Harnessing the Heat: Nature’s Fiery Solution to Pain
Kaitlin Raskin
Illustrations by Mischa Landgarten & Iris Li
Millions of years of evolution have led chili pepper plants from Central and South America to possess a clever pain-inducing mechanism that deters pesky animals from eating them [1]. However, one species simply hasn’t gotten the hint: humans. They chewed on the fruit of the chili pepper plant and, despite feeling pain, they enjoyed it. Humans have since harnessed the plant’s active spicy ingredient, capsaicin, for culinary and medicinal purposes. Capsaicin naturally occurs in plants in the genus Capsicum, playing an important role in seed germination and protection from parasites since aversion to consuming capsaicin typically deters animals from eating Capsicum plants [1]. Besides its notable utility in the culinary world, capsaicin is also found in self-defense products such as pepper spray and has been traditionally used in medicine to relieve coughs and sore throats [2]. The interaction between capsaicin and the nervous system not only influences physiological responses to spicy food but also offers potential for pain relief [3, 4]. Hence, capsaicin is a promising alternative for treating chronic pain conditions, especially given the limited effectiveness and adverse side effects of many current pain medications [4, 5, 6].
Why is it spicy?
When we eat spicy food, capsaicin molecules bind to and activate cell receptors responsible for receiving and processing pain signals [7]. Specifically, capsaicin activates transient receptor potential vanilloid 1 (TRPV1) receptors, which are found in nociceptive, or pain-sensing, neurons located in areas like the mouth, tongue, and skin [7, 8]. TRPV1 receptors are also activated by hot foods and beverages, linking the experiences of eating hot and spicy food [7]. When capsaicin binds to TRPV1 receptors, the molecule causes nociceptive neurons to fire, triggering the release of substance P and other pain-related signaling molecules from sensory nerve endings [9]. The signaling molecules travel through the body, relaying the pain signal to other neurons and eventually reaching the brain [1].

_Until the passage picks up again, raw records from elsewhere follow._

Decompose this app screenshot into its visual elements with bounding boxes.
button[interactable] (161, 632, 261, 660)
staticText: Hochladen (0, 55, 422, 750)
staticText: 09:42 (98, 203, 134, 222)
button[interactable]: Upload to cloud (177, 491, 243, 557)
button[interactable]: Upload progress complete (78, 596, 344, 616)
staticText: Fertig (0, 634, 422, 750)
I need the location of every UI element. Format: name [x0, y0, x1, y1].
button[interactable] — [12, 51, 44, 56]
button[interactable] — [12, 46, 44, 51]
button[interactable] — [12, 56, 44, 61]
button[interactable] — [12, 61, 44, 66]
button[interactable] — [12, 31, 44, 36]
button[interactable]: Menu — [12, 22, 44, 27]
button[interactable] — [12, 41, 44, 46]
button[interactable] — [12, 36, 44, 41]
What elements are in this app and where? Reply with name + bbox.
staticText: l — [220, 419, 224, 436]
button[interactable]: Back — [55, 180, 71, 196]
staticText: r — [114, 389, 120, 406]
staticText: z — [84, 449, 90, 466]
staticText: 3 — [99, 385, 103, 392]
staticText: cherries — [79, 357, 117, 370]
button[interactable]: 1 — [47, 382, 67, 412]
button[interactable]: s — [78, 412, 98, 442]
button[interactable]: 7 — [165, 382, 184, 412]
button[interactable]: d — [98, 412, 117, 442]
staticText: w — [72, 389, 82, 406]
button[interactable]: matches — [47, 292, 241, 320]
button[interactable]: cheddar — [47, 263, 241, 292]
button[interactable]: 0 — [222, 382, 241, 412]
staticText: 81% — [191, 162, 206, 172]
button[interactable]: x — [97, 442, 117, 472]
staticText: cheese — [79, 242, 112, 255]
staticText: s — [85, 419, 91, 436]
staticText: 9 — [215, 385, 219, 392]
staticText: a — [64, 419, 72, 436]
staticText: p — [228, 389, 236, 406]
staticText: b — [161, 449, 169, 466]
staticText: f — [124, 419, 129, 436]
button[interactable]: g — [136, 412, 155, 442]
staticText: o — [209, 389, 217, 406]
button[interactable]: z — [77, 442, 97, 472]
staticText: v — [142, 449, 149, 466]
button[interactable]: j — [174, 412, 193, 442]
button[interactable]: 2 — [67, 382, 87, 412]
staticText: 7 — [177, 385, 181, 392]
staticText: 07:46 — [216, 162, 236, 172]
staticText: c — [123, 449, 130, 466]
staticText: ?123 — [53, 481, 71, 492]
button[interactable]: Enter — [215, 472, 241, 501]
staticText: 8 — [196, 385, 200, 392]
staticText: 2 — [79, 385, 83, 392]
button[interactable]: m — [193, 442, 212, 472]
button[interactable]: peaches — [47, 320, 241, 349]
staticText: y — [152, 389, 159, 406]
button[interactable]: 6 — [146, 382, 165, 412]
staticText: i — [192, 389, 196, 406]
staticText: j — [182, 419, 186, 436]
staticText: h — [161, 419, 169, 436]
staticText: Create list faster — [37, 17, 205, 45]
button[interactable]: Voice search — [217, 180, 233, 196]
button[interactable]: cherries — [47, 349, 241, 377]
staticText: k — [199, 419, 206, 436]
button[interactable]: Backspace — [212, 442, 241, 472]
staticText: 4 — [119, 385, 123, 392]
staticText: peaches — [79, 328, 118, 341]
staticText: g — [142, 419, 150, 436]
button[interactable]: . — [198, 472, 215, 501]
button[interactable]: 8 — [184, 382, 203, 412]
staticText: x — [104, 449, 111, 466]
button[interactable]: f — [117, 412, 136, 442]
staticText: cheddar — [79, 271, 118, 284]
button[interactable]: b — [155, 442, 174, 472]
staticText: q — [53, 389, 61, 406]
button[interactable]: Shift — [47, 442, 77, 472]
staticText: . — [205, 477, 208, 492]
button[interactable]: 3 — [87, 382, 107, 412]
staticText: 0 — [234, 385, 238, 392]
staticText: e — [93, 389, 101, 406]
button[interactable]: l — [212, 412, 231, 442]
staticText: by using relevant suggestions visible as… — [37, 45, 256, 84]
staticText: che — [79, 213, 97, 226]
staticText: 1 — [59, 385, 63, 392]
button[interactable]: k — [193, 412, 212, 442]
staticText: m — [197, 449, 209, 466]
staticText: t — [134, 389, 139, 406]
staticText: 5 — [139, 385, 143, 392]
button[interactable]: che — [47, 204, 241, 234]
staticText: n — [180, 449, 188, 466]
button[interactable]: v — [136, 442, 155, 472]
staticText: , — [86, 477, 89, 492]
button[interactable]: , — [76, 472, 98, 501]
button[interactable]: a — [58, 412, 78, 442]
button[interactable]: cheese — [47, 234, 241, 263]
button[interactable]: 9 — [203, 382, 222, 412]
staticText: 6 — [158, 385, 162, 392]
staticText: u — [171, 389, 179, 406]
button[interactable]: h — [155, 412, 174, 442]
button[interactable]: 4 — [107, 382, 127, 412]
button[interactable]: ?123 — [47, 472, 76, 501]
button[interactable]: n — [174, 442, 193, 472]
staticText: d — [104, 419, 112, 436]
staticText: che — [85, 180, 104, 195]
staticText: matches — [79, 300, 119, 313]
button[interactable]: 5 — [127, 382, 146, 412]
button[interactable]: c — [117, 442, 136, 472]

Through the pain-signaling cascade, capsaicin stimulates the autonomic nervous system, which is constantly regulating essential bodily functions, such as heart rate and breathing [10, 11]. Capsaicin triggers the ‘fight or flight’ response from the sympathetic nervous system (SNS), a branch of the autonomic nervous system that helps the body respond to stressful stimuli [11]. When eating a seemingly harmless taco on Taco Tuesday, a jalapeño may activate your SNS, leading to increased heart rate, perspiration, and a burning pain sensation in your mouth [12]. Since capsaicin and hot food activate heat and pain-sensing TRPV1 receptors, both stimuli can trick the nervous system into thinking the body is overheating [13]. Like putting out a fire, the brain relays signals to the body to activate bodily cooling mechanisms [10, 14, 15]. Autonomic responses like increased sweating, salivation, and blood flow can occur as a result of the jalapeño [10, 14, 15]. Physiological responses to the pain-signaling cascade may consequently lead you to try to reduce the pain and alleviate these symptoms [10, 14]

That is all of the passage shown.